Bills could grant biological dads access to their kidsPublished 9:41am Friday, March 23, 2012
The House Judiciary Committee today approved a legislative package that grants biological fathers parental rights to children they have fathered with a married woman.
The package, including bills sponsored by state Reps. Matt Lori, R-Constantine, and Pat Somerville, R-New Boston, will allow biological fathers to have a say in how their children are raised. Under current law, the husband of the mother is granted full parental rights despite not being the biological father.
“These men want to step up and be a part of their children’s lives, but current law does not even acknowledge they have any legal ties to their children,” Lori said. “They want to take responsibility for their kids and have a role in their upbringing.”
Lori’s measure, House Bill 5328, and Somerville’s HB 5329, allow aspects of Michigan family law to be set aside when fatherhood outside the marriage is proven in court.

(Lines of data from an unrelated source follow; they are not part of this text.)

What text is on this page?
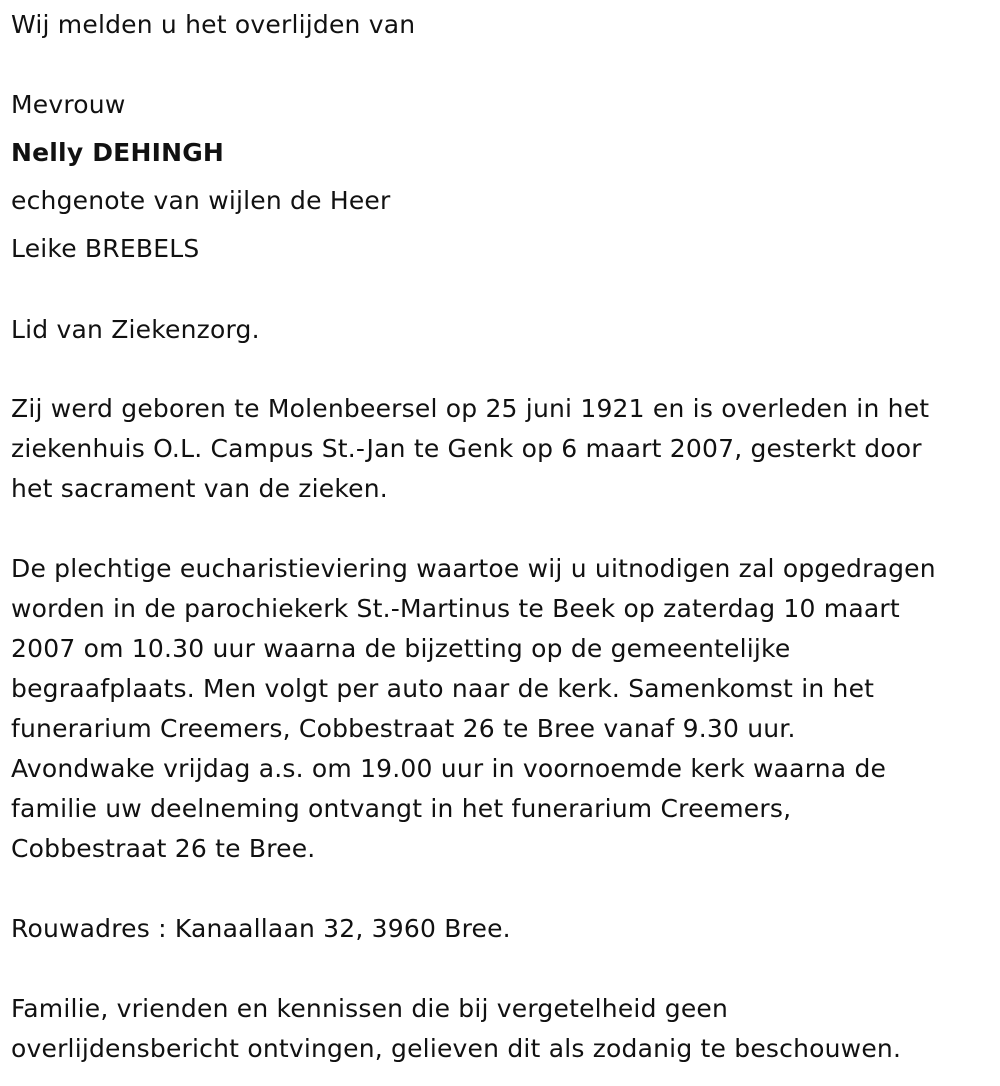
Wij melden u het overlijden van
Mevrouw
Nelly DEHINGH
echgenote van wijlen de Heer
Leike BREBELS
Lid van Ziekenzorg.
Zij werd geboren te Molenbeersel op 25 juni 1921 en is overleden in het
ziekenhuis O.L. Campus St.-Jan te Genk op 6 maart 2007, gesterkt door
het sacrament van de zieken.
De plechtige eucharistieviering waartoe wij u uitnodigen zal opgedragen
worden in de parochiekerk St.-Martinus te Beek op zaterdag 10 maart
2007 om 10.30 uur waarna de bijzetting op de gemeentelijke
begraafplaats. Men volgt per auto naar de kerk. Samenkomst in het
funerarium Creemers, Cobbestraat 26 te Bree vanaf 9.30 uur.
Avondwake vrijdag a.s. om 19.00 uur in voornoemde kerk waarna de
familie uw deelneming ontvangt in het funerarium Creemers,
Cobbestraat 26 te Bree.
Rouwadres : Kanaallaan 32, 3960 Bree.
Familie, vrienden en kennissen die bij vergetelheid geen
overlijdensbericht ontvingen, gelieven dit als zodanig te beschouwen.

Somerville said in a time when technology can prove parentage, there is no reason to rely on an antiquated law that denies fathers access to their children.
“In an age of DNA, where those doubts can be conclusively resolved, there is less reason for rules that leave doubt unanswered and ignore clear evidence as to who the biological father is,” Somerville said. “That fact alone does not answer questions of custody and support, but allowing a court to consider the true parentage where that is appropriate may further justice, not thwart it.”

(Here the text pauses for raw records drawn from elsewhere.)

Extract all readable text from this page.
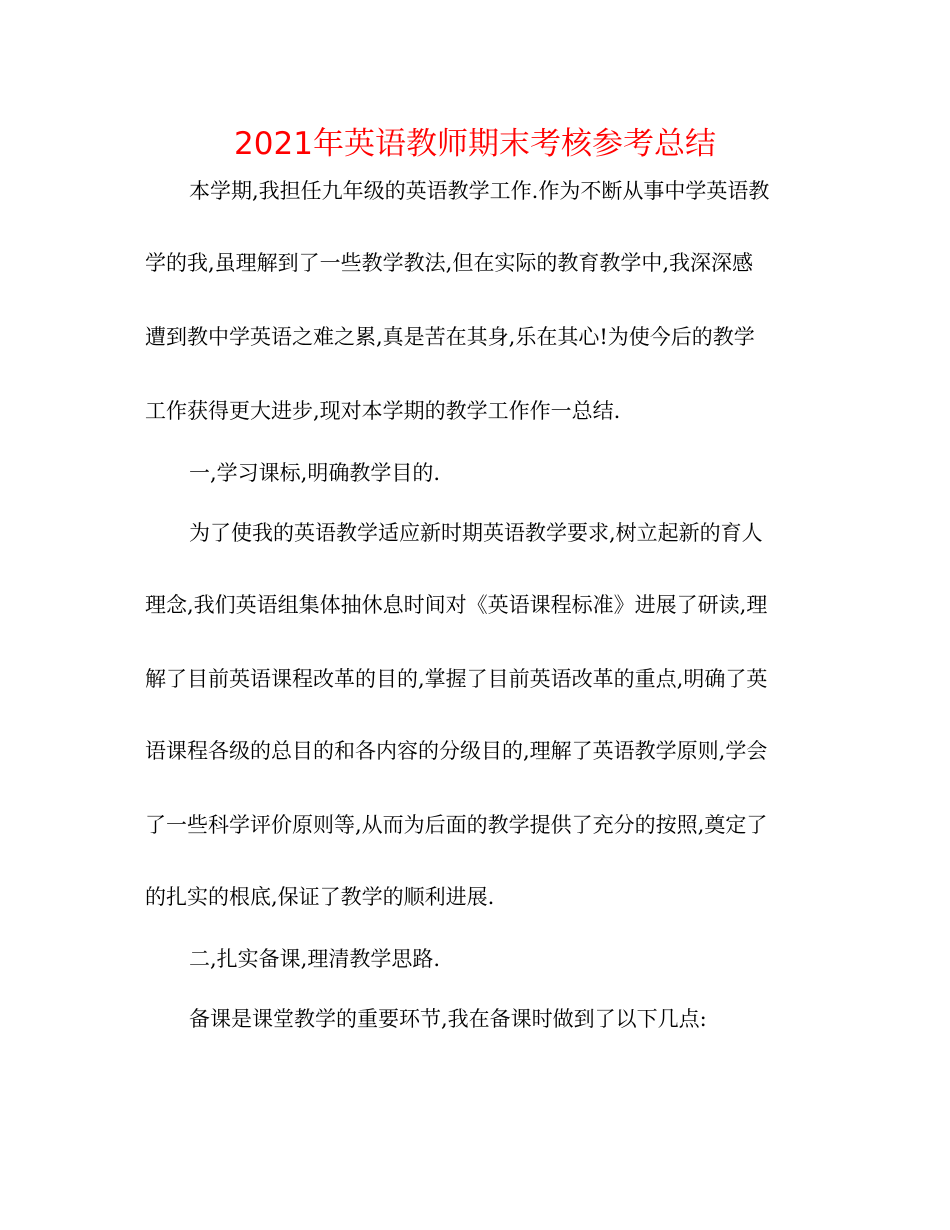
2021年英语教师期末考核参考总结

本学期,我担任九年级的英语教学工作.作为不断从事中学英语教

学的我,虽理解到了一些教学教法,但在实际的教育教学中,我深深感

遭到教中学英语之难之累,真是苦在其身,乐在其心!为使今后的教学

工作获得更大进步,现对本学期的教学工作作一总结.

一,学习课标,明确教学目的.

为了使我的英语教学适应新时期英语教学要求,树立起新的育人

理念,我们英语组集体抽休息时间对《英语课程标准》进展了研读,理

解了目前英语课程改革的目的,掌握了目前英语改革的重点,明确了英

语课程各级的总目的和各内容的分级目的,理解了英语教学原则,学会

了一些科学评价原则等,从而为后面的教学提供了充分的按照,奠定了

的扎实的根底,保证了教学的顺利进展.

二,扎实备课,理清教学思路.

备课是课堂教学的重要环节,我在备课时做到了以下几点:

Senate bills in the package include SBs 557-560. The legislation would allow the mother and the acknowledged or alleged father to file in court within three years after the child’s birth, within one year after the date that parentage is acknowledged or within one year after the effective date of the legislation.
“Some men are not told that they are fathers until the child is much older, even in their teens,” Lori said. “This measure gives the biological fathers a chance to be part of the child’s life even though they were unaware that they had a child.”
The measures now go to the full House for consideration.